One of my patients had come in because she had a stroke.  She was pretty non-responsive, would open her eyes & look at you, but didn't say a word.  Her blood pressure was 181/87 & heart rate 115-120.  That seemed a bit high to me, so I was attempting to call the doctor when the day nurse says to me "Can you call this other doctor first about a patient that refused to have a test done today?"  I just looked at her...umm, hello - what is the priority here?  A stroke patient with a high BP & HR or a patient that refused to have a test done earlier today?  She says to me "Can't you just give her a PRN medication?"  Huh?  What do you want me to give her...Tylenol?  Milk of magnesia?  Jeez!  Anybody home in there?  I got some orders for Captopril & Cardizem.  It didn't do much to improve the situation, but at least it helped it from getting worse.  I know you don't want the blood pressure low, but 180's was too high for me to be comfortable with.  Not to mention her heart rate would jump up to the 130's-140's now & then.  I didn't like it.
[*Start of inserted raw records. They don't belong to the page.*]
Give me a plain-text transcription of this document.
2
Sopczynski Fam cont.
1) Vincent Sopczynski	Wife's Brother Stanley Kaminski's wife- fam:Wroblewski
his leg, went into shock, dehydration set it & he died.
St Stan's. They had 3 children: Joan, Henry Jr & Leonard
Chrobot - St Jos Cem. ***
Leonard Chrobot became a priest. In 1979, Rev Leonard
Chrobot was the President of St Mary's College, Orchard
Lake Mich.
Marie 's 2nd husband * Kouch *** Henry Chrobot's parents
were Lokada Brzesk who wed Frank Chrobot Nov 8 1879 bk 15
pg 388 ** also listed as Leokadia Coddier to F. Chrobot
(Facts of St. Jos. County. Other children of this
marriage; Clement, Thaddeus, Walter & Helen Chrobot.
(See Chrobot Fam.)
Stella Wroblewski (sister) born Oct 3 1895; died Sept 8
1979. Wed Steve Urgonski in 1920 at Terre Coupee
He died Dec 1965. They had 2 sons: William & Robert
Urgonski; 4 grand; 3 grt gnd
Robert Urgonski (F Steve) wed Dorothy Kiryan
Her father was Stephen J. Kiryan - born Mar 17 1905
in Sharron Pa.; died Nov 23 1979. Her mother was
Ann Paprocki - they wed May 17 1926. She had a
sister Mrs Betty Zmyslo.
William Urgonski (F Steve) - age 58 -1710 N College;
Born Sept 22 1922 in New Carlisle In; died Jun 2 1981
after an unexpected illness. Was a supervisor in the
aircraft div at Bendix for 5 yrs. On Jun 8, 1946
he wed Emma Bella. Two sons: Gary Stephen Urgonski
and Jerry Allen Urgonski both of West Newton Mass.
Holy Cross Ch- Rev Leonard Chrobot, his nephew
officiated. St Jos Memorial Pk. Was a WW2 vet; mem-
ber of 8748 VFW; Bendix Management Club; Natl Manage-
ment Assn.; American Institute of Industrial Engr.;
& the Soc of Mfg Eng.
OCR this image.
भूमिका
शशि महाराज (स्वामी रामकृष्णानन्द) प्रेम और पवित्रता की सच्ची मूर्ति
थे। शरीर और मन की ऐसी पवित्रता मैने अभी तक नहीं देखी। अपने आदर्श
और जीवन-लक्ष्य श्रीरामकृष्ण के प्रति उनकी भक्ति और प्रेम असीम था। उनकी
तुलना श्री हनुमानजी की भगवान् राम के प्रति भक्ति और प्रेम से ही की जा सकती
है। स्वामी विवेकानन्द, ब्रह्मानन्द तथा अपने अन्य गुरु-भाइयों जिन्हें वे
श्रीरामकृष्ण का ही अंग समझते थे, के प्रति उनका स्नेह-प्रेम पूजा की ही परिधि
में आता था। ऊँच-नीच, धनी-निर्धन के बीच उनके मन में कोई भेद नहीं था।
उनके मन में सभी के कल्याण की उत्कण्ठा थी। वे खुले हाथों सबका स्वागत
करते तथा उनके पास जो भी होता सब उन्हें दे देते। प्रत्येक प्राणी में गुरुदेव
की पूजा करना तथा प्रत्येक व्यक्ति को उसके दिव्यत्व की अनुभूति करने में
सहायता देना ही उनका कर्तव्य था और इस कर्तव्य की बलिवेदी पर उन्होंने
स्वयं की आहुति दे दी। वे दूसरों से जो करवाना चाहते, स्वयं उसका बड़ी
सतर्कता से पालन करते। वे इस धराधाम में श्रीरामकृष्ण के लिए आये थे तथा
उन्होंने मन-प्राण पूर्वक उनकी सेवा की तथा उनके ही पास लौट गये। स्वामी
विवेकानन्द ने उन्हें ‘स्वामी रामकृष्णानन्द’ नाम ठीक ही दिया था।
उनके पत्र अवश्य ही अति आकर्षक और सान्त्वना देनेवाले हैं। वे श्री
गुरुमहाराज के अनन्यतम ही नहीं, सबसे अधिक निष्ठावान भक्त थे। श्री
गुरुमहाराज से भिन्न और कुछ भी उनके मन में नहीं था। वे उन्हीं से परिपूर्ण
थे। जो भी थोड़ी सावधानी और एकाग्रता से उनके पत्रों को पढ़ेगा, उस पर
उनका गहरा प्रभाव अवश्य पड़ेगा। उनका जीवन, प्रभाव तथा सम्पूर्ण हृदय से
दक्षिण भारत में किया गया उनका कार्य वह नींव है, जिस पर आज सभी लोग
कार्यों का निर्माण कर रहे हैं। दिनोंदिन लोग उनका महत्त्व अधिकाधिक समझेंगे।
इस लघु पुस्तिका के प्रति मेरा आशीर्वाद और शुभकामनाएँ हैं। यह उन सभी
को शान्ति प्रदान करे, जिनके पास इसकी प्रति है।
That was the patient with family visiting.  I felt bad for them.  Two days earlier this woman had been cooking them dinner & it was a fun family night.  Now she was unresponsive & couldn't move her right side at all.  She's 93 years old, so I would think in the back of your mind, you have to be preparing yourself that anyone that age is getting close to the end...but it's still tough.  They were crying, asking questions, you could see & feel the sadness they were feeling.  I'm sure it didn't help when my other patient in the same room starts saying to me "It sure is hard when you lose family members..." - yet another reason I think all hospital rooms should be private rooms.  No one wants to hear that kind of talk when they are dealing with the reality of losing a family member.  I am not used to having to deal with these type of situations.  Usually, for the most part, the patients do get better & go home.  With this lady, I'm not sure that is going to happen.  Her daughter asked me last night if I could make her mother better.  What am I supposed to say to that?  I told her I'd keep a close eye on her & take care of whatever she needs.  Part of me wants to avoid the emotional stuff - because deep down, one of my biggest fears is losing a parent.  I don't want to have to deal with the emotional aspect of that any sooner than I have to - so I put it out of my mind.  But now with a situation like this where you are watching a family slowly lose a loved one, it is a reminder of just how tough it is. 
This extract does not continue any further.